A request for $6.3 million is also included in the budget request, which is due to the commissioners by May 31. That amount is about what was floated by the commissioners to buy Angel Exchange for use of the central office.

The school board rejected the county’s offer to purchase Angel Exchange as a permanent central office. Most central office personnel have been housed in the COMtech building since Hurricane Matthew destroyed the former office.

The public schools received $12.375 million in local funding from the county for the 2017-18 school year. The Public Schools of Robeson County ranks next to last in local per-pupil spending at $525, about $1,000 less than the state average.

There will also be a request forthcoming for a voter referendum of $50 million to build new schools, although the exact amount was not specified, according to school board attorney Grady Hunt.

The bond request was approved at the April meeting of the board. The request to the commissioners was approved unanimously Tuesday without discussion.

“We will email our budget request to the county and be available for discussion,” Setzer said.

The state has allotted $800,000 for textbooks next year, which, Setzer said, will not buy books for one subject for one grade across the Public Schools of Robeson County.

There is a history of complaints about the lack of textbooks in Robeson classrooms, and it appears they will continue. There has also been lengthy discussions about whether North Carolina schools should invest in textbooks or digital texts.

“A discussion about textbooks or e-books is needed,” board member Loistine DeFreece said.

“The parents are crying out for textbooks,” said board member Peggy Wilkins Chavis.

The discussion will continue in a meeting of the Curriculum Committee.

The board approved a $3,000 teacher sign-on bonuses for certified teachers in the areas of science, math, English as a second language, exceptional children and school psychologists.

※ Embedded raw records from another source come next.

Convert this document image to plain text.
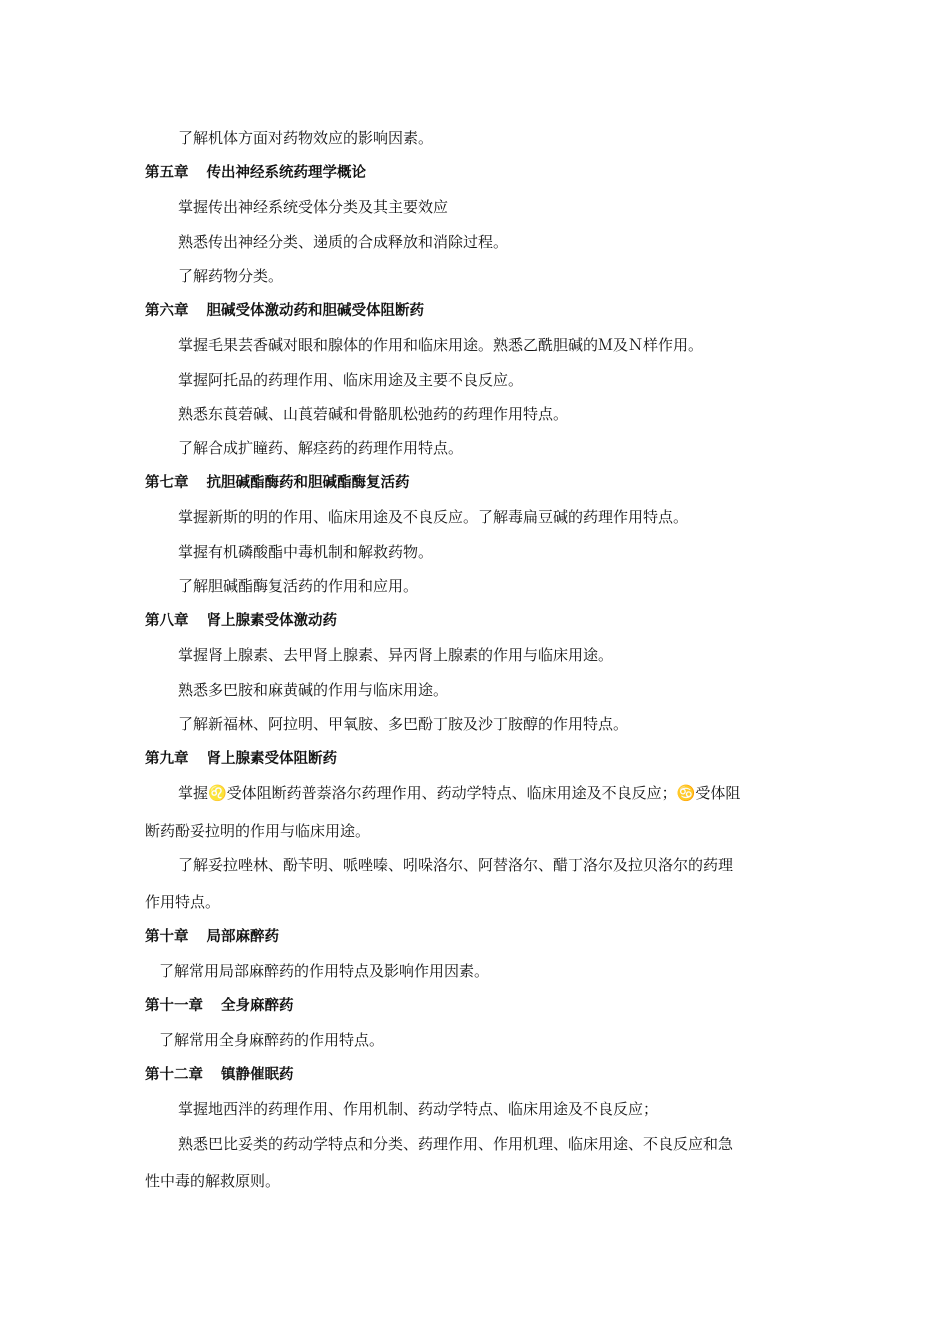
了解机体方面对药物效应的影响因素。
第五章 传出神经系统药理学概论
掌握传出神经系统受体分类及其主要效应
熟悉传出神经分类、递质的合成释放和消除过程。
了解药物分类。
第六章 胆碱受体激动药和胆碱受体阻断药
掌握毛果芸香碱对眼和腺体的作用和临床用途。熟悉乙酰胆碱的Ｍ及Ｎ样作用。
掌握阿托品的药理作用、临床用途及主要不良反应。
熟悉东莨菪碱、山莨菪碱和骨骼肌松弛药的药理作用特点。
了解合成扩瞳药、解痉药的药理作用特点。
第七章 抗胆碱酯酶药和胆碱酯酶复活药
掌握新斯的明的作用、临床用途及不良反应。了解毒扁豆碱的药理作用特点。
掌握有机磷酸酯中毒机制和解救药物。
了解胆碱酯酶复活药的作用和应用。
第八章 肾上腺素受体激动药
掌握肾上腺素、去甲肾上腺素、异丙肾上腺素的作用与临床用途。
熟悉多巴胺和麻黄碱的作用与临床用途。
了解新福林、阿拉明、甲氧胺、多巴酚丁胺及沙丁胺醇的作用特点。
第九章 肾上腺素受体阻断药
掌握♌受体阻断药普萘洛尔药理作用、药动学特点、临床用途及不良反应；♋受体阻
断药酚妥拉明的作用与临床用途。
了解妥拉唑林、酚苄明、哌唑嗪、吲哚洛尔、阿替洛尔、醋丁洛尔及拉贝洛尔的药理
作用特点。
第十章 局部麻醉药
了解常用局部麻醉药的作用特点及影响作用因素。
第十一章 全身麻醉药
了解常用全身麻醉药的作用特点。
第十二章 镇静催眠药
掌握地西泮的药理作用、作用机制、药动学特点、临床用途及不良反应；
熟悉巴比妥类的药动学特点和分类、药理作用、作用机理、临床用途、不良反应和急
性中毒的解救原则。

Elementary and middle schools will make up school missed Wednesday for the teacher’s rally in Raleigh on June 8. The high schools will graduate seniors on that day.

Any options to avoid adding a day to the school year were eliminated by snow days last winter.

The school board approved a four-day summer work week for administrative staff beginning on June 18 and ending on Aug. 2. Central office personnel will work from 7:30 a.m. to 5:15 p.m., Mondays through Thursdays.

A move to add soccer at seven county middle schools was tabled. There would be a $14,000 one-time cost for equipment and $14,000 annually for coaching supplements.

According to county Athletic Director Jeff Fipps, a decision would need to be made by October.

The school board approved a $9,000 payment to Purnell Swett High School to cover losses incurred because the team played no home basketball games. A leak in the roof damaged the floor.

Harvey Godwin, owner of Two Hawks Employment Services, handed out $100 checks to 57 students who passed Work Keys career readiness tests. The students were from county high schools and the Early College at Robeson Community College.

The board held a ceremonial swearing-in of Shanita Wooten as superintendent. Months ago the board voted to hire her and drop the interim label she had held since last summer.